Samples in screen 2 are labelled as follows:

C1 - uninfected Day 9 post-lenti, no flu
C2 - infected 16h not sorted
P3 - high HA - top 15%
P4 - middle of distribution of HA
P5 - low HA (2.5% further into distribution than P6)
P6 - very low HA (bottom 2.5% of HA ) - ie. comparable to the combined P5+P6 sample in screen 1. The primary comparison of (average $P_{5,6}$ vs $P_4$ for screen 1, $P_6$ vs $P_4$ for screen 2) was chosen a priori.

Use FASTQ QC on initial read file, convert to FASTA
Exclude “unexpected” files contain reads that don’t match guide RNAs - these are usually sequencing errors.

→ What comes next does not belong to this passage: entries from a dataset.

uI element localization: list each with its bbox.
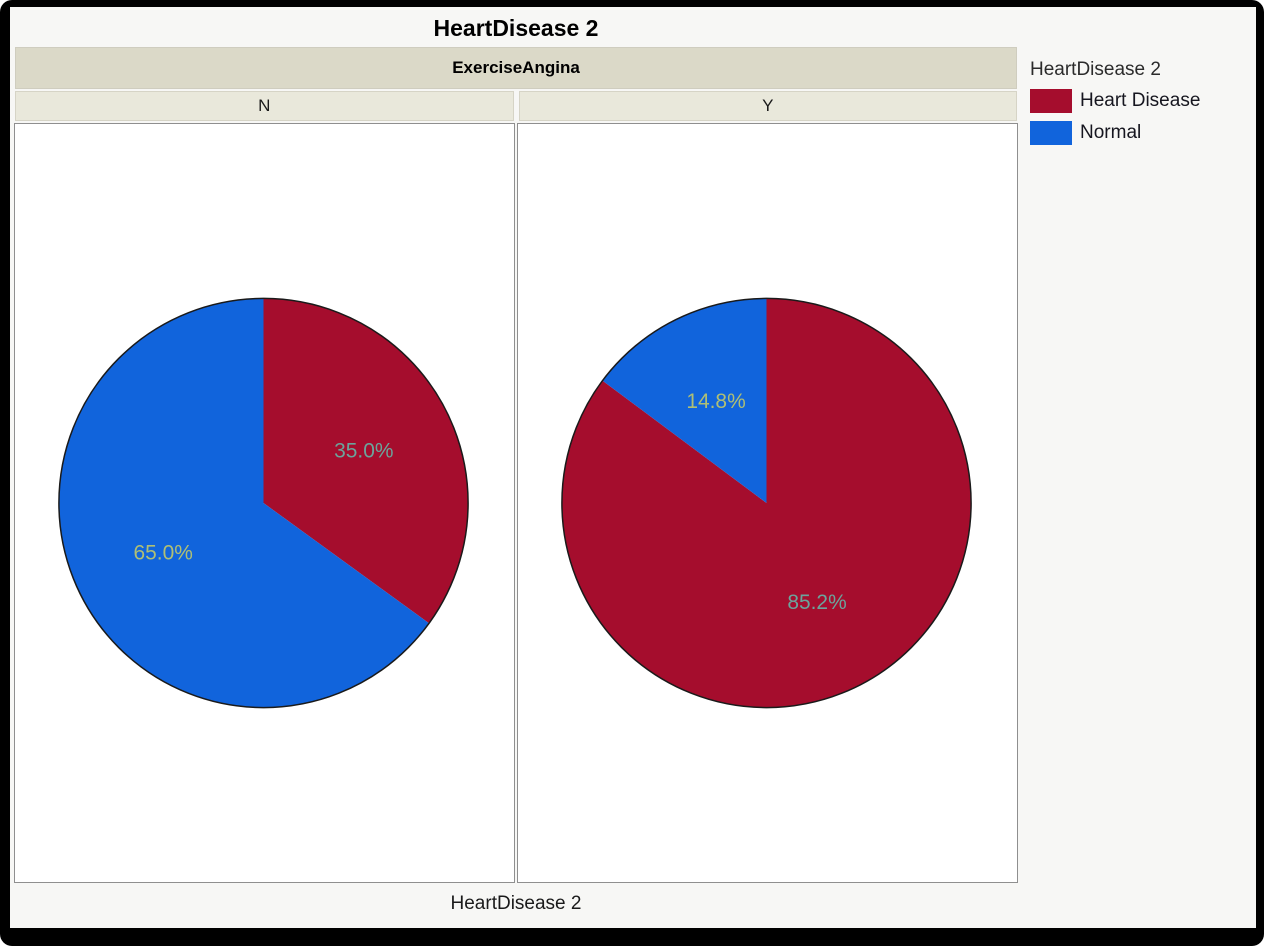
- pie-slice-label: 65.0%: [134, 542, 193, 565]
- pie-panel-n: 35.0% 65.0%: [14, 123, 515, 883]
- facet-table: ExerciseAngina N Y 35.0% 65.0% 85.2% 14.8%: [14, 47, 1018, 883]
- pie-panel-y: 85.2% 14.8%: [517, 123, 1018, 883]
- facet-column-header-n: N: [15, 91, 514, 121]
- facet-group-header: ExerciseAngina: [15, 47, 1017, 89]
- report-title: HeartDisease 2: [433, 15, 599, 41]
- pie-chart-y[interactable]: 85.2% 14.8%: [518, 124, 1017, 882]
- legend: HeartDisease 2 Heart Disease Normal: [1030, 59, 1200, 145]
- legend-label-heart-disease: Heart Disease: [1080, 90, 1201, 111]
- pie-outline: [58, 297, 469, 709]
- pie-slice-normal[interactable]: [58, 298, 430, 708]
- report-canvas: HeartDisease 2 ExerciseAngina N Y 35.0% 6…: [10, 7, 1256, 928]
- facet-column-header-y: Y: [518, 91, 1017, 121]
- facet-column-row: N Y: [14, 91, 1018, 121]
- pie-slice-label: 35.0%: [334, 439, 393, 462]
- pie-outline: [561, 297, 972, 709]
- x-axis-label: HeartDisease 2: [450, 893, 582, 914]
- legend-item-normal[interactable]: Normal: [1030, 121, 1200, 145]
- pie-slice-label: 85.2%: [787, 591, 846, 614]
- plot-panels: 35.0% 65.0% 85.2% 14.8%: [14, 123, 1018, 883]
- pie-slice-heart-disease[interactable]: [561, 298, 972, 708]
- legend-label-normal: Normal: [1080, 122, 1142, 143]
- pie-chart-n[interactable]: 35.0% 65.0%: [15, 124, 514, 882]
- legend-title: HeartDisease 2: [1030, 59, 1161, 80]
- pie-slice-heart-disease[interactable]: [263, 298, 469, 624]
- pie-slice-normal[interactable]: [602, 298, 767, 503]
- legend-swatch-heart-disease[interactable]: [1030, 89, 1072, 113]
- legend-item-heart-disease[interactable]: Heart Disease: [1030, 89, 1200, 113]
- pie-slice-label: 14.8%: [686, 390, 745, 413]
- legend-swatch-normal[interactable]: [1030, 121, 1072, 145]
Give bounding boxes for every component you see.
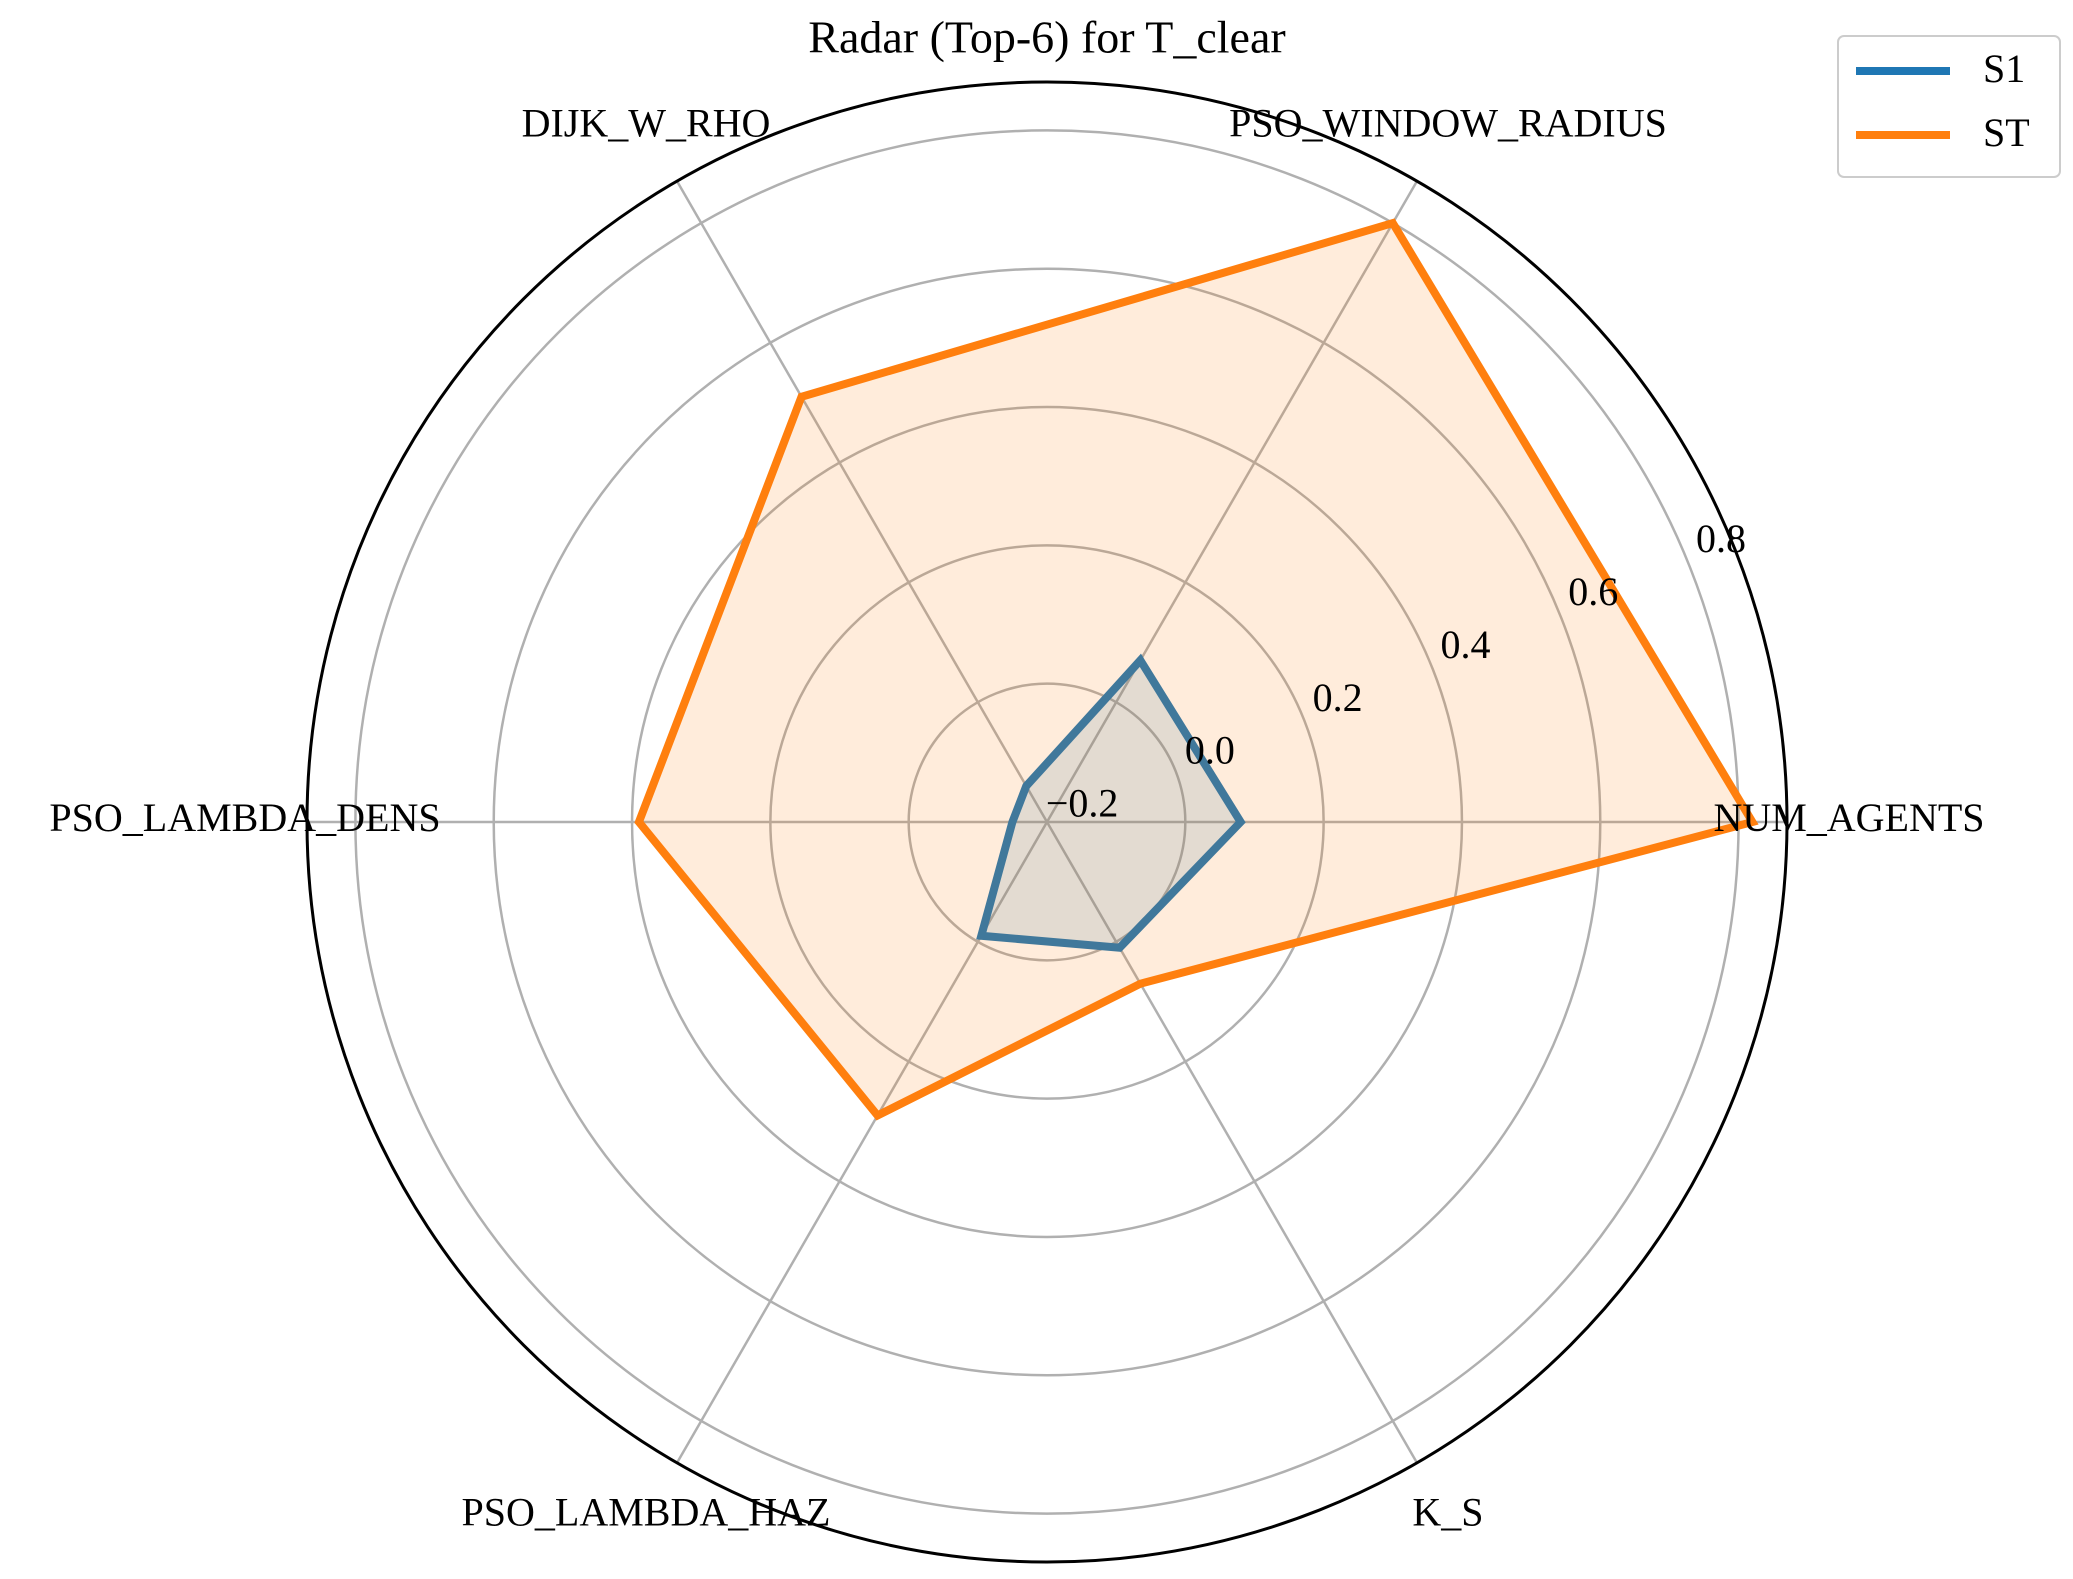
category-label: K_S — [1412, 1490, 1483, 1535]
r-tick-label: −0.2 — [1046, 781, 1119, 826]
spoke — [1045, 180, 1419, 823]
series-area — [981, 660, 1241, 948]
category-label: NUM_AGENTS — [1713, 795, 1984, 840]
spoke — [1045, 821, 1419, 1464]
spoke — [675, 180, 1049, 823]
r-tick-label: 0.0 — [1185, 728, 1235, 773]
r-tick-label: 0.2 — [1313, 675, 1363, 720]
category-label: PSO_LAMBDA_DENS — [49, 795, 440, 840]
r-tick-label: 0.8 — [1696, 516, 1746, 561]
series-line — [976, 653, 1246, 952]
category-label: PSO_WINDOW_RADIUS — [1229, 101, 1667, 146]
series-area — [638, 223, 1753, 1116]
r-tick-label: 0.4 — [1440, 622, 1490, 667]
series-line — [634, 218, 1759, 1121]
r-tick-label: 0.6 — [1568, 569, 1618, 614]
category-label: PSO_LAMBDA_HAZ — [462, 1490, 831, 1535]
legend-box — [1837, 35, 2061, 178]
legend-label: ST — [1983, 110, 2030, 155]
legend-label: S1 — [1983, 46, 2025, 91]
polar-frame — [305, 80, 1789, 1564]
category-label: DIJK_W_RHO — [522, 101, 771, 146]
legend: S1 ST — [1837, 35, 2061, 178]
chart-title: Radar (Top-6) for T_clear — [808, 12, 1285, 63]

count sequences ocurring in each barcode (ie. each well on the PCR plate for library preparation has a unique barcode, but the same sample was split between many wells because we get so much DNA)
quality control - compare read counts against expected guide sequences for AVANA4
normalise the read counts across wells because differences between wells (for the same original sample) are random, so we don’t want to amplify these. Normalise to $log_2$ reads per million. $\begin{aligned} log_2(\frac{sgRNA count*1000000}{total reads in well}+1) \end{aligned}$ [All subsequent values are $log_2$ reads per million]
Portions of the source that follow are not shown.